McLellan says: "We do not have any auto exposure at all and it is not a huge part of the index. There is a feeling that we have had as good a time as we can hope for in these stocks. Despite strong auto sales the sector has not had any momentum. Also, Chrysler has effectively been taken out of the market now after its acquisition by Daimler Benz, reducing the size of the sector. People have been a bit more wary of investing in the sector as it is now fairly small."
He adds it is now easier for a fund manager to have a zero weighting in the sector because it would take a large move in one of auto stock to impact on the relative performance of a fund without any exposure here. For example, General Motors, the world's biggest car manufacturer, makes up only 0.428% of the S&P 500 index compared with 2.195% for Intel. Intel has seen its share price rise by 25.01% in the 12-month period between 9 December 1998 and 8 December 1999.
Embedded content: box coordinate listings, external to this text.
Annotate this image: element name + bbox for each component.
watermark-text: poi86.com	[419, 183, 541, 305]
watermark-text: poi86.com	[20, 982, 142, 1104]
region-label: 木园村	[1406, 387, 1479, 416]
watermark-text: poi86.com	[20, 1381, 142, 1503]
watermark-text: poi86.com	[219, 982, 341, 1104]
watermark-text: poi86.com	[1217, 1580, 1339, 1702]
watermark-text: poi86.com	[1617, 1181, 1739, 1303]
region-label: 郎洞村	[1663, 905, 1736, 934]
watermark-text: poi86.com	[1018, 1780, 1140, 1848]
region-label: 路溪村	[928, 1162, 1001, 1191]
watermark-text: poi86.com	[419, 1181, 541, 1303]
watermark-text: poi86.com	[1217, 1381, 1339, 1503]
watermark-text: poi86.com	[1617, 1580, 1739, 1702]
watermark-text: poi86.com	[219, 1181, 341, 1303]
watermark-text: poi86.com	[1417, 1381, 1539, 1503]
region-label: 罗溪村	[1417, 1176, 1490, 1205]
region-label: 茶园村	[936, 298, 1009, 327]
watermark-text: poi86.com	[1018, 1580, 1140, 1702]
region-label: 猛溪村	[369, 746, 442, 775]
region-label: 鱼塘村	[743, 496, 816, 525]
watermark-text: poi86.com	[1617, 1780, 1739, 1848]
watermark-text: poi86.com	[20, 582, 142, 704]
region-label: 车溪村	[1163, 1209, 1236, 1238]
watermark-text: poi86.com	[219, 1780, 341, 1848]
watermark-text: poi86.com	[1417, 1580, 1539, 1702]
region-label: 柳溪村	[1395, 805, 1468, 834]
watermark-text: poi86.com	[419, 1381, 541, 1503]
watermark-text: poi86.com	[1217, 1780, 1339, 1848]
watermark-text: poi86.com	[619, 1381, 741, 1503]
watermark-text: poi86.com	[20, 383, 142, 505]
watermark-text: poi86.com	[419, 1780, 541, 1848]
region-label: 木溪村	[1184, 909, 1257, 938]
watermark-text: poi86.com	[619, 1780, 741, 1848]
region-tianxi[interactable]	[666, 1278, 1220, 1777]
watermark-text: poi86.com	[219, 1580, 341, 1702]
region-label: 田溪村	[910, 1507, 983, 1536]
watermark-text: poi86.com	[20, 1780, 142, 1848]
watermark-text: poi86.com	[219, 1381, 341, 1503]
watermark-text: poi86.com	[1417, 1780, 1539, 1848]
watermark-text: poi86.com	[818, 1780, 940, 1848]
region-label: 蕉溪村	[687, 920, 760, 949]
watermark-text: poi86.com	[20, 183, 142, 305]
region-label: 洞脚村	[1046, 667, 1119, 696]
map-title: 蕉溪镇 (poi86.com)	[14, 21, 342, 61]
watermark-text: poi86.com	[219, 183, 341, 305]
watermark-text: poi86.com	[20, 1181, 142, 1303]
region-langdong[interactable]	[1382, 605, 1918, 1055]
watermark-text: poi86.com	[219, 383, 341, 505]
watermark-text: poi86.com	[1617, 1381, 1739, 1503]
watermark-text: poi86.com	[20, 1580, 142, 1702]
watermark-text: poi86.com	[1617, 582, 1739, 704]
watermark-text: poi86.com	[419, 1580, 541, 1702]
Richard Killingbeck, director of the international desk at Singer & Friedlander, says the group also has a zero weighting in US auto stocks. He says: "It is interesting to see the dichotomy of consumer confidence continuing to be on the upside in the US while the consumer-related stocks are under pressure.
"The simple explanation for this is that these type of companies cannot do anything about pricing power. Consumer confidence is high, auto sales are strong but the auto companies are suffering price erosion. If you look at the US market as a whole, there are two sectors driving performance, telecoms and technology."
Killingbeck adds that auto companies are not benefiting from the internet because consumer use of the medium is encouraging people to shop around, which means manufacturers need to avoid price rises in order to remain competitive. Killingbeck comments that a longer term theme to look out for is auto companies making increasing use of the internet to buy components, which will contribute to the downward pressure on costs.
Killingbeck also believes that General Motors' share price has seen a rise recently on speculation that it may be a takeover target or could sell off its 68% stake in satellite TV operator Hughes Electronics. General Motors has seen its share price rise by 36.75% in dollar terms in the 12 months to 6 December.